I have a two-member DAG, ex1 and ex2. Both have CAS, MBX, and HUB. I have the AD CAS object pointing to ex1 in DNS (15 minute TTL). I also have a split DNS with autodiscover.domain.com and webmail.domain.com pointing to ex1. No load balancer. Firewall rules all point to ex1 (ports 80, 443, 25, 110, 143). Same exact firewall rules are in place but not enabled for ex2.
VMware host failed. Ex1 moved to other host (vMotion, on EMC SAN). Ex2 was on the failed host's local disks.
Most outlook 2007 clients connected to ex2, which was down (a few in the office, myself included, were connected to ex1). Mobile devices stayed connected since they connect to the webmail server, which is configured on ex1.
Emails sent from mobile devices seemed to have been delivered while only ex1 was still functional. After power cycling the failed VMware host, ex2 powered back on and outlook clients reconnected. Once both servers were back up, emails were routed through ex2, where they stuck in queue. This was not noticed until about 8 PM that evening. I rebooted both ex1 and ex2. New emails began to work but the other emails were stuck in queue still. They expired. Most were resent through outlook the next morning as they were in the user's sent items folder. I do not understand why these emails never made it off the ex2 server to our smart host. Emails usually route through this server without issue (I thought that was due to exchange using a HUB other than itself if available, but not sure about that since it appears most users connect to ex2 in Outlook).
I need help setting up / understanding exactly what I need to do to have outlook reconnect to the functional server, whichever it may be, either over https or TCP/IP. I know I'd need to change the CAS DNS setting to the functional server's IP. But what about autodiscover.domain.com and webmail.domain.com? They point to ex1. Should those point to ex2 if ex1 is down?
What about the firewall rules? Should I enable the rules for ex2 that mirror the rules for ex1? Or will that cause conflicts? Should I only enable the ex2 firewall rules if ex1 is down? I was going to NAT the private IP of ex1 and ex2 to the same public IP for outbound. Right now I have the private IP of ex2 going to a different public IP (and that rule is not enabled, which may explain why emails never made it to the smart host). For inbound I was going to NAT the public IP to ex1, then change to ex2 as needed, unless the rules can all be enabled simultaneously without issue (not sure if inbound can be NAT'd to both servers private IP without conflict or other issues).
What would users need to do with outlook 2007? Close and reopen? Reboot? Go into tools and do a repair?

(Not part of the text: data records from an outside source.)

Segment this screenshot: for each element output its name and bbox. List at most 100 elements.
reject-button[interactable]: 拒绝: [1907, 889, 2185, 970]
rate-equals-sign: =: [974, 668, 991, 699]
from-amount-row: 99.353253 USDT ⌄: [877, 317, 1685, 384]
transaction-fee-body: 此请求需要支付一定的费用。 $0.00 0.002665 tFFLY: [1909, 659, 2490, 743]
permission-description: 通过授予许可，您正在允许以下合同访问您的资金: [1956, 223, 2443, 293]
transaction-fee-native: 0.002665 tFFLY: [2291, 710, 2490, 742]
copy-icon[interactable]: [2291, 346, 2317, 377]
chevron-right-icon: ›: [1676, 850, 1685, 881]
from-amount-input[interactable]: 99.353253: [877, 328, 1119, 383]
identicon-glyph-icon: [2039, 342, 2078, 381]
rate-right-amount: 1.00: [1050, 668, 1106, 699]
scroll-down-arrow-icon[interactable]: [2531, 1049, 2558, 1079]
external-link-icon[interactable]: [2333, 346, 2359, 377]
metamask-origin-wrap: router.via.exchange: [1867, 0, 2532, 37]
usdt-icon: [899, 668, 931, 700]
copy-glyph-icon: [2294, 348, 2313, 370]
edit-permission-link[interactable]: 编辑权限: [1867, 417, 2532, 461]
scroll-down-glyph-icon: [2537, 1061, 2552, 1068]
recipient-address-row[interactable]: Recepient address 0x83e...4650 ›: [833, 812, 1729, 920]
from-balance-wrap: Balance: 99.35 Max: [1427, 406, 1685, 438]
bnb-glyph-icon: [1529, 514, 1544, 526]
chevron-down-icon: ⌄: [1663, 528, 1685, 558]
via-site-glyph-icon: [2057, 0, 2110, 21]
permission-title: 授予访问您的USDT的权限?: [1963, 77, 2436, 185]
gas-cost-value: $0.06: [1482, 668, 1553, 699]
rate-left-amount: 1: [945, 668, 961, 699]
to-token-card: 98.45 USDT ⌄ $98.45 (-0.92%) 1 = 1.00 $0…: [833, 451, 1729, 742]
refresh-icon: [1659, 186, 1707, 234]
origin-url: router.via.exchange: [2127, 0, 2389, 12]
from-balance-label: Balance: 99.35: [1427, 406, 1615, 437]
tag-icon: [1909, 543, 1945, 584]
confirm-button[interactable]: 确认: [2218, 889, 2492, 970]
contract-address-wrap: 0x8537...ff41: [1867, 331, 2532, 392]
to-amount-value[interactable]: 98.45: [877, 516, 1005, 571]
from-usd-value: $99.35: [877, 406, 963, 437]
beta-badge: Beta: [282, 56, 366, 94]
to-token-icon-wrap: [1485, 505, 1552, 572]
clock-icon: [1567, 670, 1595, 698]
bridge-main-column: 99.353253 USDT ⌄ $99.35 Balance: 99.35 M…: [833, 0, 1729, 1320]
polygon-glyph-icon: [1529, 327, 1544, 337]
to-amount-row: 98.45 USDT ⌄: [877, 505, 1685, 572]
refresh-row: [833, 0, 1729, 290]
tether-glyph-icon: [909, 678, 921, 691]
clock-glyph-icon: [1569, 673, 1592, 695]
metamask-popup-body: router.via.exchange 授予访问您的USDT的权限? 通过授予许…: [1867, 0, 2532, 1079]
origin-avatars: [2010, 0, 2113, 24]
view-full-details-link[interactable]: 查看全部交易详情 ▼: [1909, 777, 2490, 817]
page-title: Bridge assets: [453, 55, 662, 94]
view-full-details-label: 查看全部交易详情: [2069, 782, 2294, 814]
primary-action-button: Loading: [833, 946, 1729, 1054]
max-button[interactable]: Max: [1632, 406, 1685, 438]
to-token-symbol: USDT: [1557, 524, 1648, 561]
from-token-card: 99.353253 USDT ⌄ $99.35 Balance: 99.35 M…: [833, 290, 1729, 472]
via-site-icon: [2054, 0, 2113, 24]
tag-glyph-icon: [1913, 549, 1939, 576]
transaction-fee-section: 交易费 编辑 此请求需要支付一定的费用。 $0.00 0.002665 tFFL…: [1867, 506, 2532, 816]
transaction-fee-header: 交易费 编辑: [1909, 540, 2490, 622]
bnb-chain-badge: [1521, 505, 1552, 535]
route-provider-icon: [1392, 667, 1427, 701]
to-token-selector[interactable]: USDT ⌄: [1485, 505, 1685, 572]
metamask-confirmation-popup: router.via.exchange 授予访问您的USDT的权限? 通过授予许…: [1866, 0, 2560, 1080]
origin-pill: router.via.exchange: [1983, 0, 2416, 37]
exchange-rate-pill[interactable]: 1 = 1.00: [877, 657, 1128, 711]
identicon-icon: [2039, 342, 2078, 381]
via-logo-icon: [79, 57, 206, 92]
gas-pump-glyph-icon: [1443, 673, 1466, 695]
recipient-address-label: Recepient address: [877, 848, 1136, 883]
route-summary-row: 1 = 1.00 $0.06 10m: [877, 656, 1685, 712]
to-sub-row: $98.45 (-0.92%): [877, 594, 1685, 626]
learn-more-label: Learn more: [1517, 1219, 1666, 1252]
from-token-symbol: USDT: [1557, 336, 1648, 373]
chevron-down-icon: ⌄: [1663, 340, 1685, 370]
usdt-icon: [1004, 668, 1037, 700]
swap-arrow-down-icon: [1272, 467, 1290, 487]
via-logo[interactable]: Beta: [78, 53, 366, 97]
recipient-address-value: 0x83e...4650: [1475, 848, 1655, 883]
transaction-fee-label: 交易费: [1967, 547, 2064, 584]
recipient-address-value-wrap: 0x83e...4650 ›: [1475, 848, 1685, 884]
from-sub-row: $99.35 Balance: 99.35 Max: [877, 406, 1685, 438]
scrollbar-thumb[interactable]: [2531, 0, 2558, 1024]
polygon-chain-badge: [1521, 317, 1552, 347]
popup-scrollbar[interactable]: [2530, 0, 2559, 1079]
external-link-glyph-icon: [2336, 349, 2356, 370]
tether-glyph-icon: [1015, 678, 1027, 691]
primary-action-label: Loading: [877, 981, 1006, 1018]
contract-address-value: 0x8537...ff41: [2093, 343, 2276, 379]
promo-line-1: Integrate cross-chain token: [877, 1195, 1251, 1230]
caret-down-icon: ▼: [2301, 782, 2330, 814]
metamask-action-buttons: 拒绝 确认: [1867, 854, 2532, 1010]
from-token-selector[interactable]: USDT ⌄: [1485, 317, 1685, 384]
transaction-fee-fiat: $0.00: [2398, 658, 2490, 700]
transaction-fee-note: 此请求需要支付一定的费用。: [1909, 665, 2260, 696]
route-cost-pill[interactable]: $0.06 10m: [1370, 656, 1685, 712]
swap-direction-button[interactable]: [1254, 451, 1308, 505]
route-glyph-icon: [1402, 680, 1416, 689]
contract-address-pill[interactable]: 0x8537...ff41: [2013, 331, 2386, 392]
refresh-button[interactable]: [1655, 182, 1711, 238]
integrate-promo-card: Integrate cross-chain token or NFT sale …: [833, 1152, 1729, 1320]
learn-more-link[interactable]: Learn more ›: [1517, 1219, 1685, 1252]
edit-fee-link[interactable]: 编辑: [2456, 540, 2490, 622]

I really appreciate any help. I have asked similar questions before, and have reviewed them, but unfortunately I am having difficulty putting it all together. I feel as though I am missing some configuration settings, as well as a clear method of executing the manual fail over. To note, I do not mind changing DNS, firewall rules, or anything else manually. Just looking to know exactly what to do.